I understand this then as another skirmish in the Foucauldian struggle for the truth. Foucault’s concern was not with the practice of science but the way it is interpreted and deployed. From his perspective, the language used by the scientific community is discursive. The use of technical language to describe young people’s relationship with technology sets out an ‘epistemological space’ for social scientists – it is a space where scientists are equipped to know best. In other words, knowledge is produced, that is, constructed, through disciplines, which are themselves institutionally grounded bodies of discourse that constitute what can become objects of knowledge and who has authority to speak about them (Foucault, 1980).

The Digital Native is a non-scientific term that has crept into spaces the academy should or wants to occupy in our culture.
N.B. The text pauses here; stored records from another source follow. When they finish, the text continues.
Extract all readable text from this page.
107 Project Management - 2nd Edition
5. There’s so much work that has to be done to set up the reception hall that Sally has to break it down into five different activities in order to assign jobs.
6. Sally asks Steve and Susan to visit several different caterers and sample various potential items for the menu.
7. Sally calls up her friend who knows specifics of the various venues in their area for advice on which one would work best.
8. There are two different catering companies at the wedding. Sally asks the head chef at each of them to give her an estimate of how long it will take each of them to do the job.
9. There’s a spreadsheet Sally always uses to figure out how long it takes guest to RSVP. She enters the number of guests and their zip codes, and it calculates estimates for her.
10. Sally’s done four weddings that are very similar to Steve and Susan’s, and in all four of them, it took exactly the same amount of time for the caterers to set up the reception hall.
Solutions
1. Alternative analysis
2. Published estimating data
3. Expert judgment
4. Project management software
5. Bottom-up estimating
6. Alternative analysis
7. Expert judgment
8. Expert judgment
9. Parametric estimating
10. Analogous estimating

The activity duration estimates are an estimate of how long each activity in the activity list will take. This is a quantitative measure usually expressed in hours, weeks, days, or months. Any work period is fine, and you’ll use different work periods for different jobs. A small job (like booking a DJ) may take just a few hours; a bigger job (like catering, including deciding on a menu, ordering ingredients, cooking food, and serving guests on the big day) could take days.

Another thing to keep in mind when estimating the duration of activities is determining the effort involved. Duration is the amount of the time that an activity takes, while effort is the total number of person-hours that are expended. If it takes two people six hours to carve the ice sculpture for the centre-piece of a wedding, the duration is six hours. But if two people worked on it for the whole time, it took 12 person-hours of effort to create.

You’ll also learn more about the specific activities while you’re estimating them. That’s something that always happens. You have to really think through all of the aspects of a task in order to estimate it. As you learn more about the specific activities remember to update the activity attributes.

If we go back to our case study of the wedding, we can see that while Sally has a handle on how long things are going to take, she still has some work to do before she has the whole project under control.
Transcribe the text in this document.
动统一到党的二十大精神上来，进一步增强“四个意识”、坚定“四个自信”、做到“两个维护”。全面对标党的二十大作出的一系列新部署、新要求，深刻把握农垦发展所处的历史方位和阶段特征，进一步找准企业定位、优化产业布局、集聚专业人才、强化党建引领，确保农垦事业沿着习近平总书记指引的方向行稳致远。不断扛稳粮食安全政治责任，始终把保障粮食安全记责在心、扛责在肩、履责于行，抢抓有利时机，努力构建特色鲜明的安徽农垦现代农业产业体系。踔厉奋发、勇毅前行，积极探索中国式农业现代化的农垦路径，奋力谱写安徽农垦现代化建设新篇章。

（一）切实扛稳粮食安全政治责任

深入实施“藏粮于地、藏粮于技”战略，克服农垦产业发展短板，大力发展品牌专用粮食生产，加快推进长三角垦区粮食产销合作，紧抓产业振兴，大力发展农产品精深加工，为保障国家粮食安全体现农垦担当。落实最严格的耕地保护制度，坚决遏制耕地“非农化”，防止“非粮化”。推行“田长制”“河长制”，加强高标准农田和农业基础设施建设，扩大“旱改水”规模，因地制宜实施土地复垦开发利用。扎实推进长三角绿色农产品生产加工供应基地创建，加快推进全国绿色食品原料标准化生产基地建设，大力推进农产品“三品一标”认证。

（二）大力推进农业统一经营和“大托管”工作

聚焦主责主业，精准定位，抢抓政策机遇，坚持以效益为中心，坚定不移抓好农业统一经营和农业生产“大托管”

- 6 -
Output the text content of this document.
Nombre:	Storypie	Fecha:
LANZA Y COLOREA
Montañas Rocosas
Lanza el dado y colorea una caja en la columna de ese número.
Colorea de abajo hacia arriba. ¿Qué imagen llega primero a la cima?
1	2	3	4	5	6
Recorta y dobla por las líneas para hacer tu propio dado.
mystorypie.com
The Digital Native is not an officially sanctioned object of knowledge; it has duly been denounced within scientific discourse. The academy’s reaction to it is a slap-down putting Prensky and his pseudoscience in his place however, in doing so, the deployment of words such as “savvy” can create more problems than they solve – Huw Davies

References

Bennett, S., & Maton, K. (2010). Beyond the “digital natives” debate: Towards a more nuanced understanding of students’ technology experiences. Journal of Computer Assisted Learning, 26(5), 321–331. doi:10.1111/j.1365-2729.2010.00360.x

Brouwer, S. (2006). They might be gurus. Teacher Librarian, 34(1), 18–26.

Cheong, P. H. (2008). The young and techless? Internet use and problem solving behaviors among young adults in Singapore. New Media and Society, 10 (5), 5(10), 771–791.

Hargittai. (2010). Digital Na(t)ives? Variation in internet skills and uses among members of the “Net Generation”. Sociological Inquiry, 80(1), 92–113.